Platinum is widely used in catalytic converters for diesel cars, but since the European emissions scandals in the earlier part of this decade, sales of diesel cars, and consequently demand for platinum, have slowed.
Despite hopes that electric cars will come to the fore, thus far the slack has been taken up almost entirely by gasoline-powered engines, where the use of palladium is preferred over platinum. What’s more, emissions regulations are becoming more robust, especially in jurisdictions like China, which means the catalytic converters in turn have to be that much more efficient. It all adds up to increased demand for palladium.
And, while there is some talk of substitution, there’s no real sign of that happening yet. Johnson Matthey, a key player in the technological deployment of platinum group metals, said recently that further technological advances would be needed before platinum could be used to swap out the pricier palladium component of catalytic converters.
From the perspective of the car manufacturers the increased price is an irritant. However, the amount of palladium used in each catalytic converter is relatively small, so to some extent they are able to absorb the cost. And that dynamic also implies that substitution is some way away.
In the meantime though, those with palladium assets are making hay. Palladium One Mining (CVE: PDM) revealed this week that it’s raising up to C$3.2mln, primarily for exploration on its palladium-dominant LK project in central Finland. That’s a small sum in itself, but it’s interesting to see who the cornerstone investor is: none other than Eric Sprott, perhaps the biggest name in the Canadian mining investment scene.
Not to be outdone, Robert Friedland, probably the most famous mining promoter in the entire industry, recently revealed the positive impact stronger palladium prices were having on the valuation of the Platreef PGM project controlled by his company Ivanhoe.
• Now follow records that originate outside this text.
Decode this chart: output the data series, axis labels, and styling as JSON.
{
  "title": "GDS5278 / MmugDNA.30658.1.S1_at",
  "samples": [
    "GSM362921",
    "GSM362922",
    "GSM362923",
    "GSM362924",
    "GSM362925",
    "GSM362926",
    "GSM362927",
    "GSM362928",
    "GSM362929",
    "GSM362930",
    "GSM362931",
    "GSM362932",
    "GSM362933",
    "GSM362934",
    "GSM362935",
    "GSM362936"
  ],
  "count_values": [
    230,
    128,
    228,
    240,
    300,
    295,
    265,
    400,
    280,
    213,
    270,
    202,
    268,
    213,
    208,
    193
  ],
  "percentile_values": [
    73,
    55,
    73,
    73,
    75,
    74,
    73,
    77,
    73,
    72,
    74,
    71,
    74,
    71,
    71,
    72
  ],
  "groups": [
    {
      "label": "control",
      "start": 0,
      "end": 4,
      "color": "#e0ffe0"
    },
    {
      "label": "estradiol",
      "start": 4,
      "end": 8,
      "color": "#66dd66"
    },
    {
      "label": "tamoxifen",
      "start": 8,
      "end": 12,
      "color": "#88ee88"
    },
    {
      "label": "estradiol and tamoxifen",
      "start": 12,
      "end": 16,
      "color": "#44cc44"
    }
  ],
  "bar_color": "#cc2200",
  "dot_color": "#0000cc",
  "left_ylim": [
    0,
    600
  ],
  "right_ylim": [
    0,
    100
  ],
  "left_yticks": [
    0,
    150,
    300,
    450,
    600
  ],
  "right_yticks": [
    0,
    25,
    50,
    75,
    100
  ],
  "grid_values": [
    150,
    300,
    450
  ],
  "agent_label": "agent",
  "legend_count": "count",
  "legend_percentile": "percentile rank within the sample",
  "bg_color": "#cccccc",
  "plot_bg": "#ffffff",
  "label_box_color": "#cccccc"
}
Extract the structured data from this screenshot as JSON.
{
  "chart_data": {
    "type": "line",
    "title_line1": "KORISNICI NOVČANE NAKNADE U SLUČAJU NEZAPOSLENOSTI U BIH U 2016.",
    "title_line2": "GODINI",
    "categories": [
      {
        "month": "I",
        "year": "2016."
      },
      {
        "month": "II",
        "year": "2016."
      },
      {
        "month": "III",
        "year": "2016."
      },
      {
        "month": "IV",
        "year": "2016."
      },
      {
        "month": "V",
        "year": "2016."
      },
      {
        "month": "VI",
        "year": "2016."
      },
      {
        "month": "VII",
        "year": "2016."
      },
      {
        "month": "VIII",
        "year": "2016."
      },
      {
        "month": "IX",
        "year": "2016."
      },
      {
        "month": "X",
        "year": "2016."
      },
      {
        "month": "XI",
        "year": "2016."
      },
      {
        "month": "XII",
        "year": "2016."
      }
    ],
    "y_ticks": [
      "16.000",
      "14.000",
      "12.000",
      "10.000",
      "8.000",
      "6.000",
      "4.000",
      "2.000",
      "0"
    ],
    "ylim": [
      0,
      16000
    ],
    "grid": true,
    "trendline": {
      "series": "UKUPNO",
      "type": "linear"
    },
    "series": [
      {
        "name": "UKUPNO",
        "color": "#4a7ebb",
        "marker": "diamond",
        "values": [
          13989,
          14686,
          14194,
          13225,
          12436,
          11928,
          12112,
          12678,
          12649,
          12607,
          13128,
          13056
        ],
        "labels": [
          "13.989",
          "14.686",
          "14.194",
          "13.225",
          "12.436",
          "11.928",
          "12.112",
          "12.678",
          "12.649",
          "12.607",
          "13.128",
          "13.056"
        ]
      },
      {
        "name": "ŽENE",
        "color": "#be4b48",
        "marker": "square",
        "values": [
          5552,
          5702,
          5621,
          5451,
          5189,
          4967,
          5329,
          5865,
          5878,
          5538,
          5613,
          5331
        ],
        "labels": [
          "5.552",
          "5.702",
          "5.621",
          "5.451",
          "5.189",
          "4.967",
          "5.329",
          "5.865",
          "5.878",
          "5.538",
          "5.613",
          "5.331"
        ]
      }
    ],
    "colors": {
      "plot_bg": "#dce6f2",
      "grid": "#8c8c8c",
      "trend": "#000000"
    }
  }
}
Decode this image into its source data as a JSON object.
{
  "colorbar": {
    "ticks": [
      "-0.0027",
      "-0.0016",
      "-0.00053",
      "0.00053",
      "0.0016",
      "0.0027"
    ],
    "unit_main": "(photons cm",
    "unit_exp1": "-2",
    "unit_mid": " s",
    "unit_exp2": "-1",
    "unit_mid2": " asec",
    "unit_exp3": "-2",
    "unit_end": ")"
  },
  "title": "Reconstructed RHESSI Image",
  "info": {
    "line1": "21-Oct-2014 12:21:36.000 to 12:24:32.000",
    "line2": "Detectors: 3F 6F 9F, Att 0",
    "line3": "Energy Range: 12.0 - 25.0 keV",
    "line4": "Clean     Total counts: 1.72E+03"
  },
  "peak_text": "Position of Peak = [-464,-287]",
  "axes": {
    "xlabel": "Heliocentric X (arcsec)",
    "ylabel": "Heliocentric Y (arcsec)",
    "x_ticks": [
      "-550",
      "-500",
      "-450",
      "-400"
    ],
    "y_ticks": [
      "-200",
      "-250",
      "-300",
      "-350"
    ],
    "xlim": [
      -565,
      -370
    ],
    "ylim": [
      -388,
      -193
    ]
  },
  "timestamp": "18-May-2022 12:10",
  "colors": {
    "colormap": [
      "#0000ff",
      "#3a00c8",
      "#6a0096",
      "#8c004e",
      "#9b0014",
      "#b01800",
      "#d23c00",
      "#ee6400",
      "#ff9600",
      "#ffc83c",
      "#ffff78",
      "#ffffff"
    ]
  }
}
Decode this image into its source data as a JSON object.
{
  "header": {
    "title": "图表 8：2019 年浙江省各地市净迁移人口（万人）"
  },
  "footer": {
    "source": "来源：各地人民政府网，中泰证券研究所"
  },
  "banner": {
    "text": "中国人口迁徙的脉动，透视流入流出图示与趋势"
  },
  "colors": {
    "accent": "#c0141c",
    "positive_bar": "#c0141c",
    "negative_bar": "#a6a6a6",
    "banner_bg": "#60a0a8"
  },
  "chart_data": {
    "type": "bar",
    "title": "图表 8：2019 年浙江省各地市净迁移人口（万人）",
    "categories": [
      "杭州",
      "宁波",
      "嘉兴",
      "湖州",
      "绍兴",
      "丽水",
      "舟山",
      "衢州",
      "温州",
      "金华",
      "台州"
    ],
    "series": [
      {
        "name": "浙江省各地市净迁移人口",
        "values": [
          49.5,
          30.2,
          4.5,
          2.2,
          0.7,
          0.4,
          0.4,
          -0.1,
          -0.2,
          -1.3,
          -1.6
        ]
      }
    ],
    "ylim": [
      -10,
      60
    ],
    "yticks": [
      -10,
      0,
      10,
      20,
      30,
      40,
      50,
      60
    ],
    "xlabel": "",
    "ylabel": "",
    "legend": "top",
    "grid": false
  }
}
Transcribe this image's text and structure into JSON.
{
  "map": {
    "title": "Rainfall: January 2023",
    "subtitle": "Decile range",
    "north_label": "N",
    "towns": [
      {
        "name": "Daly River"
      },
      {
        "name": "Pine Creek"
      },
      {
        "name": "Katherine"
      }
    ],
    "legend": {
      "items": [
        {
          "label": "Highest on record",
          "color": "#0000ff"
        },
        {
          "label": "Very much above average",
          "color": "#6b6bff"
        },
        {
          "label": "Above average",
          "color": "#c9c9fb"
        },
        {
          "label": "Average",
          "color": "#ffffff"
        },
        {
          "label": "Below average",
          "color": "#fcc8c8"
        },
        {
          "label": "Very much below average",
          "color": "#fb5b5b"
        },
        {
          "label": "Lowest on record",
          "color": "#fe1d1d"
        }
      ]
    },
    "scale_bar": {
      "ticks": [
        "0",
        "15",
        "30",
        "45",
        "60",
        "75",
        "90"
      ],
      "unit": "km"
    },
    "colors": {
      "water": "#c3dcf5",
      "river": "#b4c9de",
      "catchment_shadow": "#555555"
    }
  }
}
Elsewhere, early in October South Africa’s Impala Platinum Holdings Ltd, otherwise known as Implats (JSE:IMP) announced the acquisition of one of the few major palladium companies based outside of South Africa or Russia, North American Palladium Ltd. The deal was priced atC$758mln.
And junior miner Eurasia Mining (LON:EUA), which has a palladium asset in Russia as well as cash-producing platinum operation, has been the subject of frenzied buying in recent weeks, as the share price has soared from just under 0.5p to a current price of 2.75p. That’s been good for the company, since every single warrant holder under the sun has exercised, bringing in much-needed cash at a time of wider dearth in the mining industry, and prompting Eurasia publicly to state that no fund-raisings are anticipated in the foreseeable future.
The speculation is that a major buyer is circling the palladium asset. But we will just have to wait and see.